Rewriting History: It's Slow, It's Compromised, but It's Better in the End

THE BALTIMORE SUN

The Smithsonian Institution's decision to scrap much of the Enola Gay exhibit should teach Americans that controversy is the inherent price of rewriting history.

Rather than adhere to the original plan of providing viewers with a 10,000-square-foot exhibit and a 600-page script that, in part, was critical of American decisions, museum officials decided to present only the fuselage of the famous plane.

History will be limited to a small plaque delineating essential facts of the bombing.

For years the prevalent interpretation of President Harry S. Truman's decision to use atomic weaponry was that it was the only alternative. As the veteran military historian Samuel Eliot Morison put it in his "Oxford History of the American People" (1965): "Although many Americans have expressed contrition over exploding the first atomic bombs, it is difficult to see how the Pacific war could otherwise have been concluded, except for a long or bitter invasion of Japan."

Now, of course, dissenting views about Pacific war strategies are being infused, with veterans groups and some congressional officials believing that the revisionist Smithsonian language was too favorable to the Japanese. Although the original exhibit was canceled, the debate will go on, just as rewriting the past has TC always stirred ideological clashes.

Recall that last year the National Center for History in Schools released a recommended set of voluntary, national standards for the teaching of American history in grades five through 12. The report was followed by recommended standards for the teaching of world history. Two years in the making, both reports have provoked much commentary from critics who believe that traditional American heroes are being upstaged by less significant individuals and that Western civilization is presented in unflattering terms, as well as given short shrift in the world chronicle.

The goal of both reports, financed by the National Endowment for the Humanities (NEH) and the Department of Education, is to help youngsters understand the emergence and roles of many individuals in American history and those of areas other than Western civilization.

Critics such as Lynne Cheney, former head of the NEH, and radio personality Rush Limbaugh suggest that the standards were devised by "politically correct" liberals intent on substituting multiculturalism for history and rewriting world history to lessen Western achievements.

Defenders such as Carol Gluck, a member of the National History Standards project, point out that thousands of individuals had an input into the drafting and that "no other country makes curriculum by consensus."

So who's correct in these squabbles ranging from the Enola Gay in particular to history in general?

Well, during my 30 years as a professor of courses ranging from world history and Western civilization to American history, and, more recently, as a co-author of a high school U.S. history text, I have heard a similar debate each time historians try to tinker with the past. The reason is that each person who has had any history courses during a lifetime -- which means nearly everyone -- can recall the way that past was represented.
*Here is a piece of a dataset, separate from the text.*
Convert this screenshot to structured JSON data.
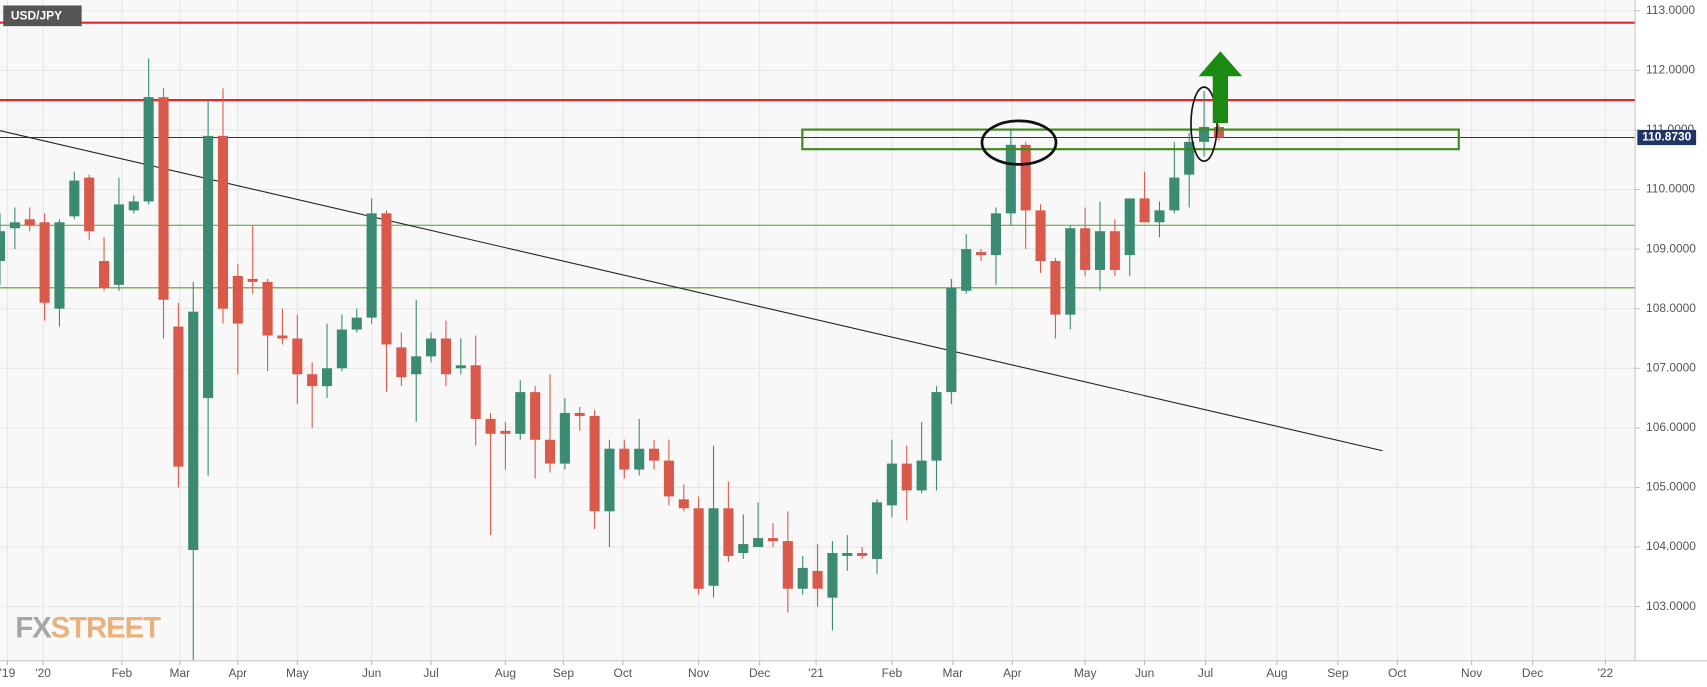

The older the individual is, the more likely the interpretation was a sort of fervent American patriotism, an emphasis on Western civilization, from which American values were derived, and minimal coverage of anything else.

This traditional interpretation was heavy in pro-American values and great men -- usually presidents who were so far removed from contemporary times that emotion derived from witnessing their deeds firsthand was impossible.

For example, Woodrow Wilson was depicted as the last great president, but not Franklin D. Roosevelt, to whose record there were still witnesses.

The good and bad news for both critics and defenders of rewriting the past is that change comes watered-down and very slowly into United States and world history. The proof of the historical pudding of controversy is in the eating: U.S. texts still stress political, upbeat history, and give some attention to economic and social history, minority and ethnic groups, and women -- but never as much as the reformers want or the stand-patters fear. Ditto for world history, in which Western civilization still bulks large.

In the 1960s, radical historians tried to infuse a New Left interpretation into textbooks, emphasizing the seamy underside of the nation's past. But the most that they got in textbooks was a little more criticism of individuals and events. And that's what they will get when it comes to the Enola Gay matter: Textbook writers will not cast the Japanese as innocent victims in the closing phases of the war, but they might refer to the argument that President Truman, as some contemporaries advised, had other options, as, for example, to explode one bomb on a deserted island to convince the Japanese of its destructive force.

In the 1970s, as the Sunbelt states increased in population at the expense of other areas of the nation, historians from Texas and California in particular urged that textbooks and teaching give more attention to these areas in the evolution of the United States. Two decades later, there is greater coverage of these areas, but no reader of an American history textbook today could argue that a pro-Sunbelt stance emerges.

The most positive aspect of the push-and-pull of changing American and world history is that textbook writers are obliged to give teachers and students more sides of events and issues. That means that history, like other social sciences, becomes a debatable subject, in which historians and readers weigh often conflicting evidence. To be sure, this approach is quite common in college courses, but if it is increasingly employed at lower levels, it will suggest to students that history, once written, need not be dry and cast in a concrete -- and that each generation, including their own, will have the opportunity to find and debate perspectives about its past.

Thomas V. DiBacco, co-author of "History of the United States" (1995), is a historian at the American University in Washington.